With a 20 percent increase in the last six years alone, the Federal Disability program now spends more in an average year than the Department of Homeland Security, the Justice Department, and the Labor Department combined, according to a 60 Minutes segment by CBS News.1
For those who need it, the Disability Program is invaluable, but the Senate Subcommittee for Investigations believes the program is being abused – by lawyers, doctors and even some recipients – putting the benefits for those who truly need them at serious risk.
If you watch TV, you’ve probably seen commercials for disability lawyers advertising their services, hoping to earn a dollar and a cent by appealing cases from the two-thirds of people who applied for disability and got rejected.

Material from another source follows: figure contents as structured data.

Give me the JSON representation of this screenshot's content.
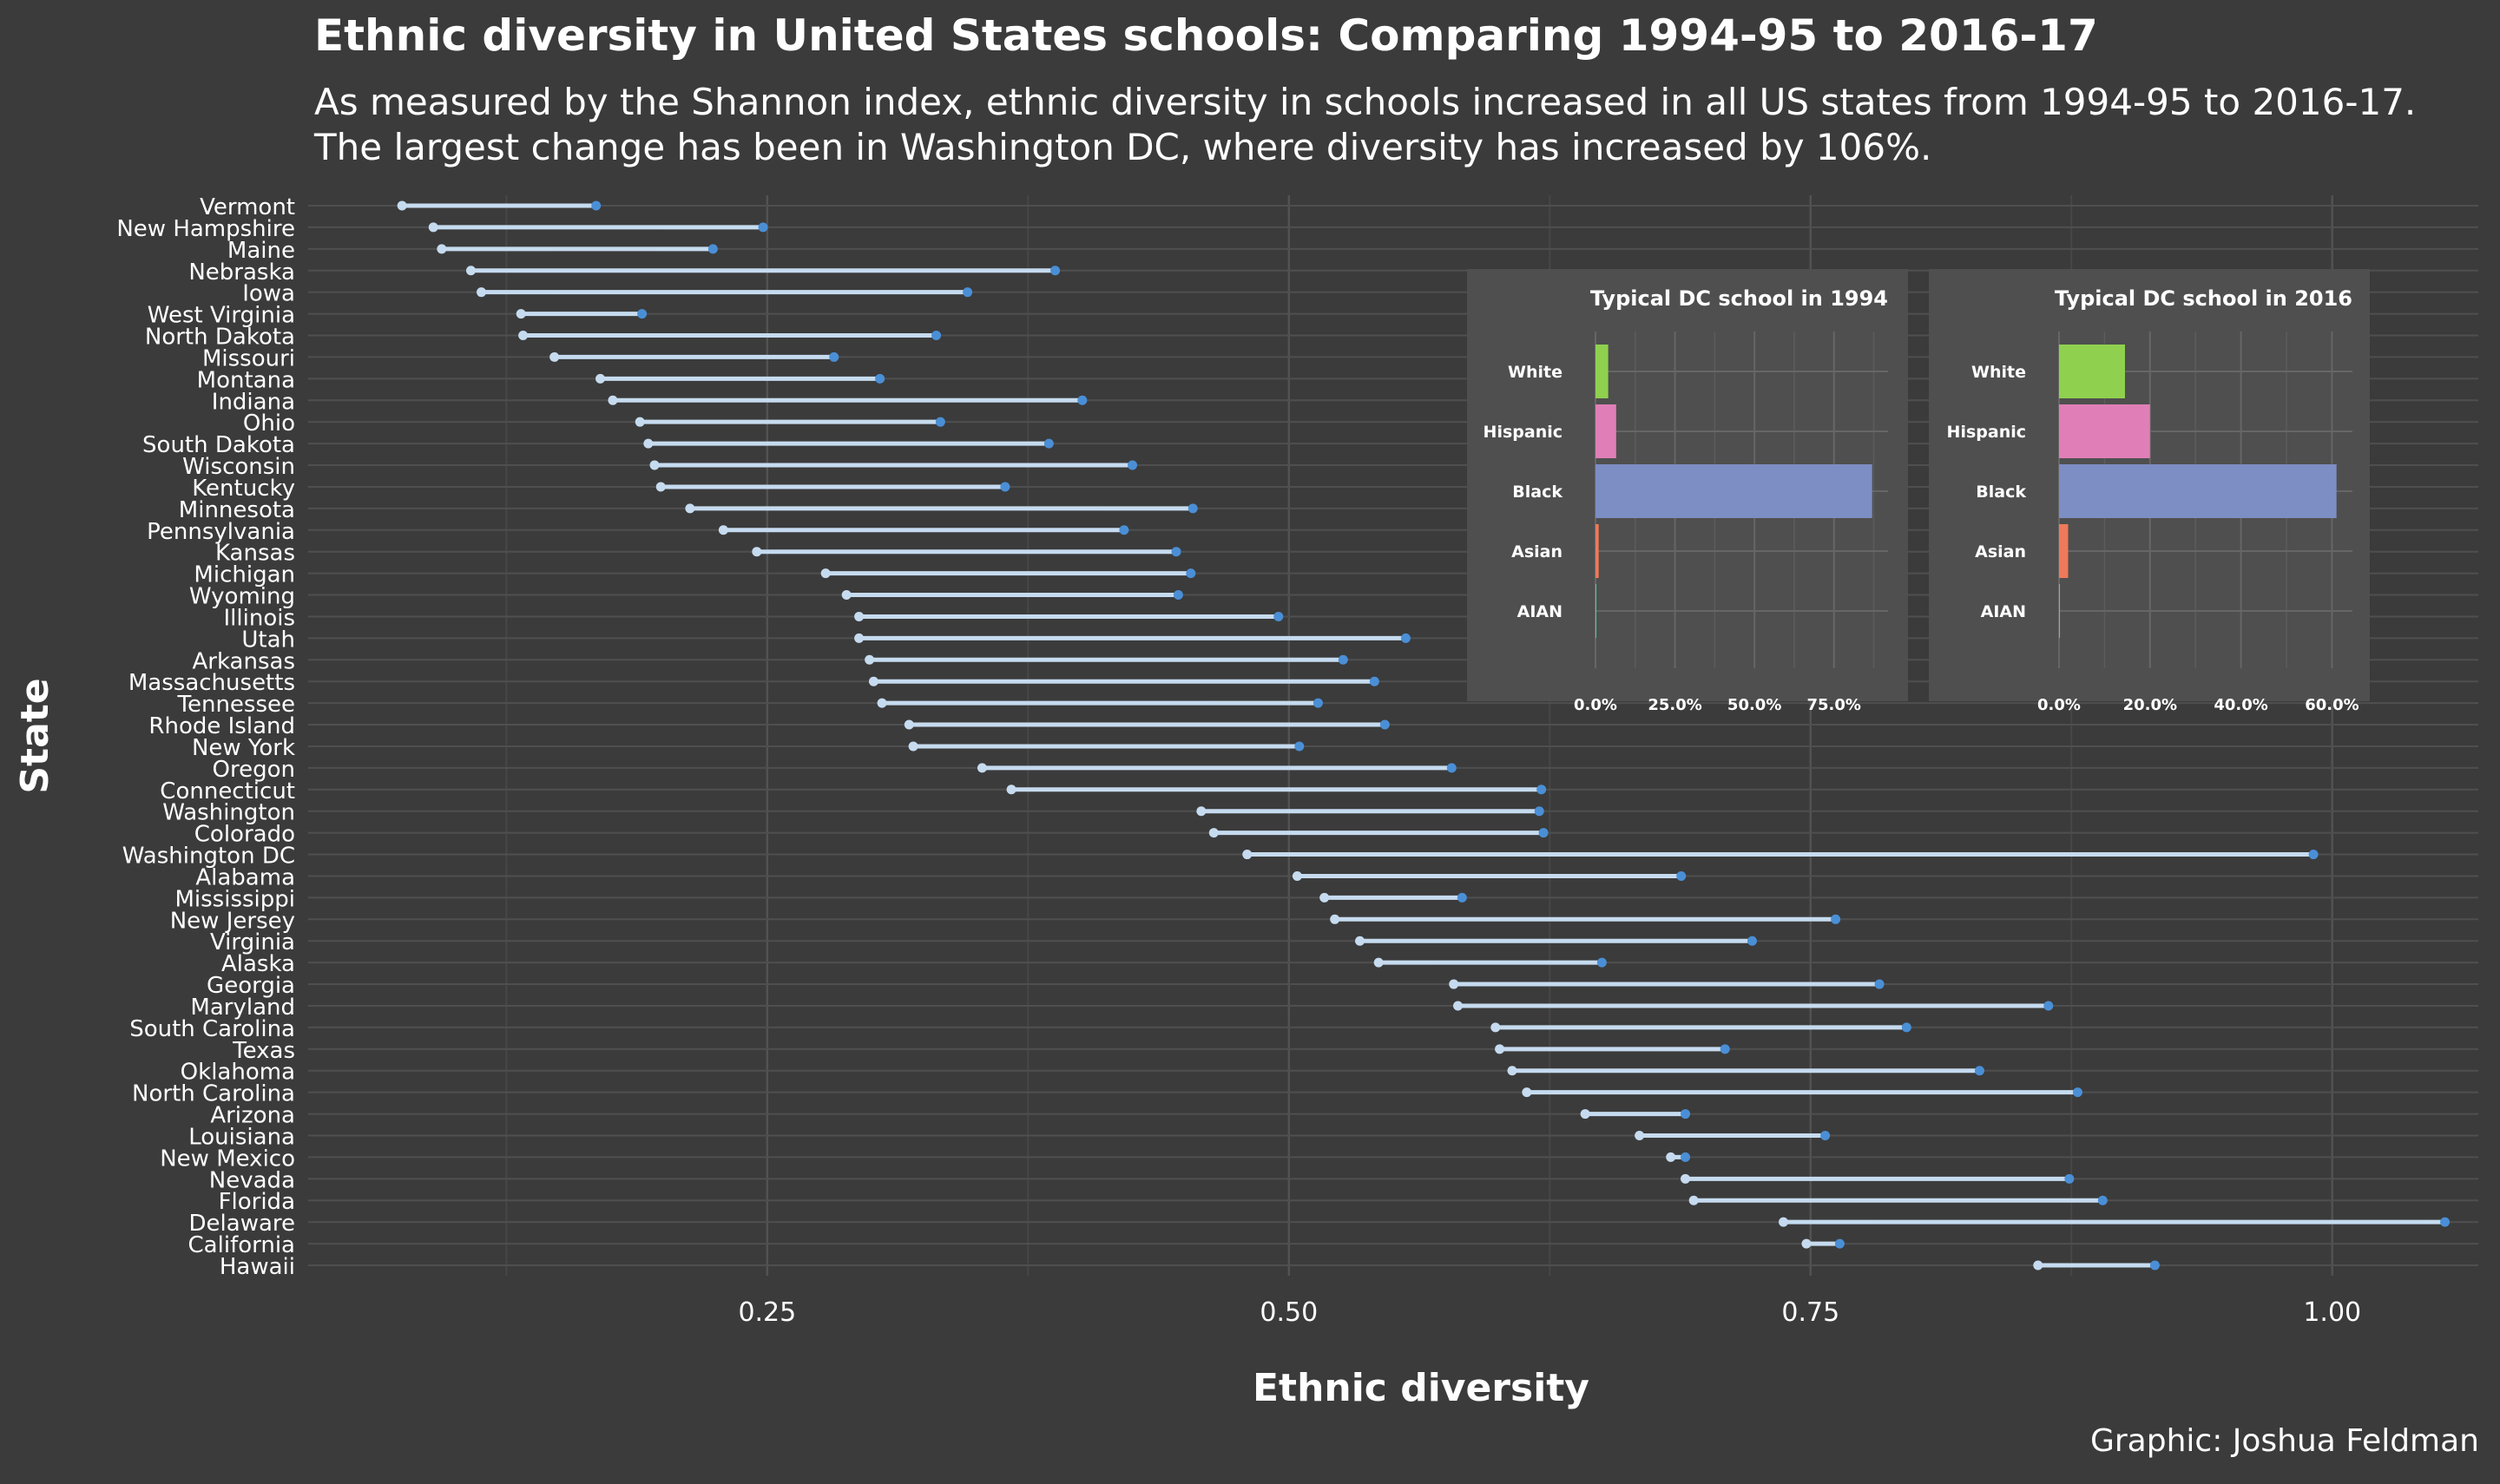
{
  "chart_data": [
    {
      "type": "dumbbell",
      "title": "Ethnic diversity in United States schools: Comparing 1994-95 to 2016-17",
      "subtitle": "As measured by the Shannon index, ethnic diversity in schools increased in all US states from 1994-95 to 2016-17. The largest change has been in Washington DC, where diversity has increased by 106%.",
      "xlabel": "Ethnic diversity",
      "ylabel": "State",
      "xlim": [
        0.03,
        1.07
      ],
      "xticks": [
        "0.25",
        "0.50",
        "0.75",
        "1.00"
      ],
      "grid": true,
      "legend": "none",
      "colors": {
        "start": "#c6dbef",
        "end": "#4a8fd6",
        "segment": "#c6dbef"
      },
      "states": [
        {
          "name": "Vermont",
          "start": 0.075,
          "end": 0.168
        },
        {
          "name": "New Hampshire",
          "start": 0.09,
          "end": 0.248
        },
        {
          "name": "Maine",
          "start": 0.094,
          "end": 0.224
        },
        {
          "name": "Nebraska",
          "start": 0.108,
          "end": 0.388
        },
        {
          "name": "Iowa",
          "start": 0.113,
          "end": 0.346
        },
        {
          "name": "West Virginia",
          "start": 0.132,
          "end": 0.19
        },
        {
          "name": "North Dakota",
          "start": 0.133,
          "end": 0.331
        },
        {
          "name": "Missouri",
          "start": 0.148,
          "end": 0.282
        },
        {
          "name": "Montana",
          "start": 0.17,
          "end": 0.304
        },
        {
          "name": "Indiana",
          "start": 0.176,
          "end": 0.401
        },
        {
          "name": "Ohio",
          "start": 0.189,
          "end": 0.333
        },
        {
          "name": "South Dakota",
          "start": 0.193,
          "end": 0.385
        },
        {
          "name": "Wisconsin",
          "start": 0.196,
          "end": 0.425
        },
        {
          "name": "Kentucky",
          "start": 0.199,
          "end": 0.364
        },
        {
          "name": "Minnesota",
          "start": 0.213,
          "end": 0.454
        },
        {
          "name": "Pennsylvania",
          "start": 0.229,
          "end": 0.421
        },
        {
          "name": "Kansas",
          "start": 0.245,
          "end": 0.446
        },
        {
          "name": "Michigan",
          "start": 0.278,
          "end": 0.453
        },
        {
          "name": "Wyoming",
          "start": 0.288,
          "end": 0.447
        },
        {
          "name": "Illinois",
          "start": 0.294,
          "end": 0.495
        },
        {
          "name": "Utah",
          "start": 0.294,
          "end": 0.556
        },
        {
          "name": "Arkansas",
          "start": 0.299,
          "end": 0.526
        },
        {
          "name": "Massachusetts",
          "start": 0.301,
          "end": 0.541
        },
        {
          "name": "Tennessee",
          "start": 0.305,
          "end": 0.514
        },
        {
          "name": "Rhode Island",
          "start": 0.318,
          "end": 0.546
        },
        {
          "name": "New York",
          "start": 0.32,
          "end": 0.505
        },
        {
          "name": "Oregon",
          "start": 0.353,
          "end": 0.578
        },
        {
          "name": "Connecticut",
          "start": 0.367,
          "end": 0.621
        },
        {
          "name": "Washington",
          "start": 0.458,
          "end": 0.62
        },
        {
          "name": "Colorado",
          "start": 0.464,
          "end": 0.622
        },
        {
          "name": "Washington DC",
          "start": 0.48,
          "end": 0.991
        },
        {
          "name": "Alabama",
          "start": 0.504,
          "end": 0.688
        },
        {
          "name": "Mississippi",
          "start": 0.517,
          "end": 0.583
        },
        {
          "name": "New Jersey",
          "start": 0.522,
          "end": 0.762
        },
        {
          "name": "Virginia",
          "start": 0.534,
          "end": 0.722
        },
        {
          "name": "Alaska",
          "start": 0.543,
          "end": 0.65
        },
        {
          "name": "Georgia",
          "start": 0.579,
          "end": 0.783
        },
        {
          "name": "Maryland",
          "start": 0.581,
          "end": 0.864
        },
        {
          "name": "South Carolina",
          "start": 0.599,
          "end": 0.796
        },
        {
          "name": "Texas",
          "start": 0.601,
          "end": 0.709
        },
        {
          "name": "Oklahoma",
          "start": 0.607,
          "end": 0.831
        },
        {
          "name": "North Carolina",
          "start": 0.614,
          "end": 0.878
        },
        {
          "name": "Arizona",
          "start": 0.642,
          "end": 0.69
        },
        {
          "name": "Louisiana",
          "start": 0.668,
          "end": 0.757
        },
        {
          "name": "New Mexico",
          "start": 0.683,
          "end": 0.69
        },
        {
          "name": "Nevada",
          "start": 0.69,
          "end": 0.874
        },
        {
          "name": "Florida",
          "start": 0.694,
          "end": 0.89
        },
        {
          "name": "Delaware",
          "start": 0.737,
          "end": 1.054
        },
        {
          "name": "California",
          "start": 0.748,
          "end": 0.764
        },
        {
          "name": "Hawaii",
          "start": 0.859,
          "end": 0.915
        }
      ]
    },
    {
      "type": "bar",
      "orientation": "horizontal",
      "title": "Typical DC school in 1994",
      "categories": [
        "White",
        "Hispanic",
        "Black",
        "Asian",
        "AIAN"
      ],
      "values": [
        4.0,
        6.5,
        87.0,
        1.0,
        0.1
      ],
      "colors": [
        "#8fd14f",
        "#e07fb7",
        "#7d8ec4",
        "#ef7a5b",
        "#66c2a5"
      ],
      "xlim": [
        0,
        92
      ],
      "xticks": [
        0,
        25,
        50,
        75
      ],
      "xtick_labels": [
        "0.0%",
        "25.0%",
        "50.0%",
        "75.0%"
      ]
    },
    {
      "type": "bar",
      "orientation": "horizontal",
      "title": "Typical DC school in 2016",
      "categories": [
        "White",
        "Hispanic",
        "Black",
        "Asian",
        "AIAN"
      ],
      "values": [
        14.5,
        20.0,
        61.0,
        2.0,
        0.2
      ],
      "colors": [
        "#8fd14f",
        "#e07fb7",
        "#7d8ec4",
        "#ef7a5b",
        "#66c2a5"
      ],
      "xlim": [
        0,
        64.5
      ],
      "xticks": [
        0,
        20,
        40,
        60
      ],
      "xtick_labels": [
        "0.0%",
        "20.0%",
        "40.0%",
        "60.0%"
      ]
    }
  ],
  "credit": "Graphic: Joshua Feldman"
}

Last year alone, the Social Security Administration paid $1 billion to claimants’ lawyers.2
Certainly, some of these lawyers are providing an honest service, but others clearly appear to be exploiting the system. CBS News used the example of one attorney who runs the third largest disability practice in the US.
The Senate investigation revealed that he had collected more than $13 million in legal fees from the government over six years, while paying five doctors about $2 million to “sign off on bogus medical forms that had been manufactured and filled out ahead of time by… [his] staff.”3
According to the Senate investigation, up to 25 percent of disability files should not have been approved:4
“The Social Security Administration, which runs the disability program says the explosive surge is due to aging baby boomers and the lingering effects of a bad economy. But Sen. Tom Coburn of Oklahoma, the ranking Republican on the Senate Subcommittee for Investigations -- who's also a physician -- says it's more complicated than that.
Last year, his staff randomly selected hundreds of disability files and found that 25 percent of them should never have been approved -- another 20 percent, he said, were highly questionable.”